There’s a number of ways that you can go about threat hunting — and in the NOC we have numerous dashboards colleagues have built specifically for Black Hat, based on past experiences. This of course is no different to what many of Corelight’s customers do to investigate the weird or anomalous in their particular environments.
For me, I decided I was going to go back to the Corelight data, especially the data that didn’t necessarily produce an alert. Unfortunately, there isn’t the room here to go through the entire process, but by starting with some data found in the Corelight ‘Weird’ log and the Corelight SSL log, and comparing my findings to the Corelight Encrypted Traffic insights dashboard, I found a genuinely interesting scenario across a couple of devices.
In a nutshell, these devices appeared to be visiting an extremely large number of what are best described as X-rated websites pretty much consistently throughout the day. However, there wasn’t really any matching DNS traffic or indeed HTTP or HTTPS traffic. Some further analysis demonstrated that each connection was using a unique user agent string; in other words, the user appeared to have hundreds of different browsers installed on their device. Additionally, I realized that the traffic was being routed through an unnamed VPN via IP addresses that were generating numerous alerts, as they were related to sites that most folks wouldn’t want to visit.
Ultimately, thanks to a pointer from my colleague Eldon, we discovered that everything was related to a tool that promised to earn money without you having to do anything. The application does indeed connect to a VPN and then, using a unique user agent, makes fake visits to numerous websites, the vast majority being adult, and presumably lays claim to some kind of affiliate advertising revenue that is then shared with the end user.

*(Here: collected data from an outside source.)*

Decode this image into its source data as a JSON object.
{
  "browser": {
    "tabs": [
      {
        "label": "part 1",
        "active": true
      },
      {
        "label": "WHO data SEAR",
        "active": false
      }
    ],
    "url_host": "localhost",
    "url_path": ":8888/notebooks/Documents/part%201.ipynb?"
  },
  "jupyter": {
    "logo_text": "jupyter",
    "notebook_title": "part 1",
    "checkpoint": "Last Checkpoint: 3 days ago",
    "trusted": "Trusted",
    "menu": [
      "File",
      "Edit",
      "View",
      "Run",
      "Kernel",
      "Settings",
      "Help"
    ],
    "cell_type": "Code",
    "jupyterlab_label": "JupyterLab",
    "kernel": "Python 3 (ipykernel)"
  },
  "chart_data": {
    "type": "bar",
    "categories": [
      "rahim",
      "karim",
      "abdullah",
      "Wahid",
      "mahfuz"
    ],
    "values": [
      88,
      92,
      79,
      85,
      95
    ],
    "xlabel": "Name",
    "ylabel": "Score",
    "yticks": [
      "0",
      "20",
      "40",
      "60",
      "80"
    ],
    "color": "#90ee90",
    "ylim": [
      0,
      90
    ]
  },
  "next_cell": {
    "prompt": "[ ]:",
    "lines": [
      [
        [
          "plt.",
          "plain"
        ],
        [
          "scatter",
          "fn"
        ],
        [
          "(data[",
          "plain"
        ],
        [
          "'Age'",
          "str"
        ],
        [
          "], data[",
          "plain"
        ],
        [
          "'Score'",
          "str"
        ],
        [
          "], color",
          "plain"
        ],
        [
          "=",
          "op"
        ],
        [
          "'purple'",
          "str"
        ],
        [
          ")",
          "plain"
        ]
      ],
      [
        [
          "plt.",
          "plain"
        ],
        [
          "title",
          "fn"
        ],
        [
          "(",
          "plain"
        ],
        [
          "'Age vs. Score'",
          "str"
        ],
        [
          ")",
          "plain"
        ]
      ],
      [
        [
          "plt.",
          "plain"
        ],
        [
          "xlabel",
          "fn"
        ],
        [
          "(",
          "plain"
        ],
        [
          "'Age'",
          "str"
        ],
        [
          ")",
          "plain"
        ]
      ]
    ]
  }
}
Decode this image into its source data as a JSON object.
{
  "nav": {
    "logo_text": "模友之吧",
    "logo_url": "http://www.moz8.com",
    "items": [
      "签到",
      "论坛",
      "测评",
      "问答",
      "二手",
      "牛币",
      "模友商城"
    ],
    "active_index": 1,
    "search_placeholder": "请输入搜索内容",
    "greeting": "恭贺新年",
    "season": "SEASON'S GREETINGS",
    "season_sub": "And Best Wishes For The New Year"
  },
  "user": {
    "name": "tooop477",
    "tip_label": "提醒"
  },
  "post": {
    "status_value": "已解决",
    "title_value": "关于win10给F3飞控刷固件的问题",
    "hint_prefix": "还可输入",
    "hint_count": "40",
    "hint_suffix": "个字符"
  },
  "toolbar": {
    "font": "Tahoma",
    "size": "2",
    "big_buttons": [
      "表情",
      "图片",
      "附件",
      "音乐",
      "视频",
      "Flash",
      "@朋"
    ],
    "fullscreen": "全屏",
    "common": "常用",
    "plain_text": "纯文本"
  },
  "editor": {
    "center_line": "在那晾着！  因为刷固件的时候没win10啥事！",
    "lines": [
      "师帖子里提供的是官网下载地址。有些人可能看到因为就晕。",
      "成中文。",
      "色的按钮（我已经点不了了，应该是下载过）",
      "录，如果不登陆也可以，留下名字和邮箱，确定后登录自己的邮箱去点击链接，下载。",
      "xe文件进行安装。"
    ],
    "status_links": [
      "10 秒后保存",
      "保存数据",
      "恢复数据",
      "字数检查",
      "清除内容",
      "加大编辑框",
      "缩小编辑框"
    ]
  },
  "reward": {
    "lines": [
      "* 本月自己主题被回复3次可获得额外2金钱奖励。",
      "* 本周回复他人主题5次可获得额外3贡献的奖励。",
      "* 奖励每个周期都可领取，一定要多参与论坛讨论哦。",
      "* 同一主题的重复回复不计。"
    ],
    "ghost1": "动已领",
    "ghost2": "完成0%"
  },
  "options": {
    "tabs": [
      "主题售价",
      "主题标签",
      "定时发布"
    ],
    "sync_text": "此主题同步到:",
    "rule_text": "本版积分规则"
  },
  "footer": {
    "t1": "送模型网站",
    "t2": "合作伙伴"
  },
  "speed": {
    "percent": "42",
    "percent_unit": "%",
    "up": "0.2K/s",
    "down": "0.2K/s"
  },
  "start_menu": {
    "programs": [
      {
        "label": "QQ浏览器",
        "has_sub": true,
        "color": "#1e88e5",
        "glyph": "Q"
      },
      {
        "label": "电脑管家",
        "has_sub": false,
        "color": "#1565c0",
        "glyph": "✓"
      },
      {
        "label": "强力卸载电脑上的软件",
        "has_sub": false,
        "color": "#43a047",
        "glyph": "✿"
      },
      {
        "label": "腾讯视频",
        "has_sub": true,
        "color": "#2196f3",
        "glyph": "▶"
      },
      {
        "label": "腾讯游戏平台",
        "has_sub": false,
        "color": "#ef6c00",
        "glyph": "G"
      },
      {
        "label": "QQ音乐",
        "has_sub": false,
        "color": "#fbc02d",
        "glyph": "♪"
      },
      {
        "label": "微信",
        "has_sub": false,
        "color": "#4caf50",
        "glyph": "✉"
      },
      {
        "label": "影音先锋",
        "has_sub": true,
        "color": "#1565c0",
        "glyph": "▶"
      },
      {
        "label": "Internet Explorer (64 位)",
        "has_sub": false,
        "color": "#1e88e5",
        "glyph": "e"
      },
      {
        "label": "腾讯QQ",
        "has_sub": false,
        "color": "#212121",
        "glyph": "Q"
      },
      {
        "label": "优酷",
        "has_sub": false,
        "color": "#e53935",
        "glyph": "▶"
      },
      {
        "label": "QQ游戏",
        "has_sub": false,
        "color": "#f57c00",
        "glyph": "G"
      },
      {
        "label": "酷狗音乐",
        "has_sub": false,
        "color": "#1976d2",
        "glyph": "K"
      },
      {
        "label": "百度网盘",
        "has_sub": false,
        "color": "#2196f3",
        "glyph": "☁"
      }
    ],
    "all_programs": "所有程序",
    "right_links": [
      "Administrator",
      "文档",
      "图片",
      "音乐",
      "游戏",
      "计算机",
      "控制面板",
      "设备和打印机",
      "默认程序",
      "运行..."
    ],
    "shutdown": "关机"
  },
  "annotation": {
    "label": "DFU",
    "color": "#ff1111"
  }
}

The issue here is that none of this is exposed to the user, but they are leaving a network trail that implies they are spending the entire day very differently from what they are presumably actually doing. This isn’t all that unusual behavior at Black Hat, but in a corporate environment it might raise more than a few alarms.
The peak of my week, however, came when I was investigating the situation above. I wrote a search for endpoints with more than five unique user agents. Another colleague, Ben Reardon, a seasoned threat hunter and veteran of numerous Black Hat conferences (and author of the aforementioned blog post about building a detection for SSHAMBLE), told me that he had never thought of that as a search, thought it was a great idea, and would add it to his search kit bag in future. This demonstrated that a: beginner’s luck is a thing, b: threat hunting doesn’t have to be super-complicated, and c: there’s always new areas we can search, even once we’re seasoned professionals.
When we finished on Thursday, I was completely exhausted, mentally and physically. I had a whole new level of respect for SOC analysts and their ability to perform consistently, day after day.
However, the experience of using Corelight Investigator in a real-world environment really piqued my interest in threat hunting and thinking about new things to find in a network, as well as novel ways to search them out. Nothing is guaranteed, and I certainly don’t rate myself as a skilled analyst, but I am very much hoping I get the opportunity to be part of the Black Hat NOCs in 2025 and beyond.
Thank you to the Black Hat team, and to our partners Arista, Cisco, and Palo Alto Networks for a great conference!